Santo Padre: Na vida, aprende-se. Tive de
aprender muitas coisas e ainda tenho de aprender porque espero viver um pouco
mais, mas tenho de aprender. E uma das coisas que aprendi foi a não falar
quando alguém está a sofrer. Seja uma pessoa doente, seja uma tragédia.

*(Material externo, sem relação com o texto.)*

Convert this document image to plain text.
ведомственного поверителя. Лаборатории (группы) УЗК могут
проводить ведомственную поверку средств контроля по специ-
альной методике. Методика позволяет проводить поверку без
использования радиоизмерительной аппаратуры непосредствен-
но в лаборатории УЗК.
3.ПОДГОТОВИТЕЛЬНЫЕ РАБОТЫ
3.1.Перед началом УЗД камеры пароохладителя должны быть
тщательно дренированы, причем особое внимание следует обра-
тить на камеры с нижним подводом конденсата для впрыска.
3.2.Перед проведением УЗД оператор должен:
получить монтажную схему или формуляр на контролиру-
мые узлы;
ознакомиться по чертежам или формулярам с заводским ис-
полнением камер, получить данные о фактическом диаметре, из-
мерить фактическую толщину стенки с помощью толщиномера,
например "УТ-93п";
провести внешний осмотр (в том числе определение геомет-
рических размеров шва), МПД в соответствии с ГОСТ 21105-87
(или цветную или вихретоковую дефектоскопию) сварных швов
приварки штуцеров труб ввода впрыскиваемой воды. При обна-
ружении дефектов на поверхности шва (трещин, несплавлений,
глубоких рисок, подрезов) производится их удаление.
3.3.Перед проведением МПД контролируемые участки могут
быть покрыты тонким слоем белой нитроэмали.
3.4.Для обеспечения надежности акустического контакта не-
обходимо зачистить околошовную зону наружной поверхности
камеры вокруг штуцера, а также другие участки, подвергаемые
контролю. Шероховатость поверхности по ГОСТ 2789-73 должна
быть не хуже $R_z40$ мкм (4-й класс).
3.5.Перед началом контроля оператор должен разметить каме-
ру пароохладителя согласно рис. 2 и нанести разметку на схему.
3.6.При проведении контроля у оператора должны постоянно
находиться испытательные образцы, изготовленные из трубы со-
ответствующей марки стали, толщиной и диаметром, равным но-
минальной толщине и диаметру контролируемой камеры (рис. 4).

Pego-lhes na mão, em silêncio. Mas quando vêm [a dizer] e tu estás doente “Não,
mas isto, aquilo, mas o Senhor...”. Cala-te! Silêncio. Em frente da dor:
silêncio. E choro. É verdade que chorar é um dom de Deus, é um dom que devemos
pedir: a graça de chorar, perante as nossas fraquezas, perante as fraquezas e
tragédias do mundo. Mas não há palavras. Citou Dostoievski. Vem-me à mente
aquele livrete que é como um resumo de toda a sua filosofia, da sua teologia,
de tudo: Memórias do Subsolo. E ali está, quando alguém morre, quando
uma pessoa morre – são condenados, prisioneiros que estão no hospital – alguém
morre lá, pegam nele e levam-no. E o outro, da outra cama, diz: “Por
favor, parai! Ele também tinha uma mãe”. A figura da mulher, a figura da
mãe, em frente da cruz. Esta é uma mensagem, é uma mensagem de Jesus para
nós, é a mensagem da sua ternura na sua mãe. No pior momento da sua vida, Jesus
não insultou.
Lorena Bianchetti: Dado que menciona as mulheres,
Santidade, havia mulheres debaixo da cruz, debaixo da cruz de Jesus. Há outra
imagem que gostaria de lhe propor. Voltemos novamente à Ucrânia. Uma grávida,
carregada numa maca porque foi ferida na guerra, transportada no meio dos
escombros, tentando acariciar o seu ventre com o último suspiro de força que
lhe restava. Pelo que sabemos, nem esta mulher com o seu filho se salvaram. Mas
o que realmente me vem à mente são as mulheres, a força das mulheres. Vêm-me à
mente as mães russas, vêm-me à mente as mães ucranianas. E por isso
pergunto-lhe qual o papel das mulheres: quão importante é um papel ativo das
mulheres, na mesa de negociações, para construírem concretamente a paz?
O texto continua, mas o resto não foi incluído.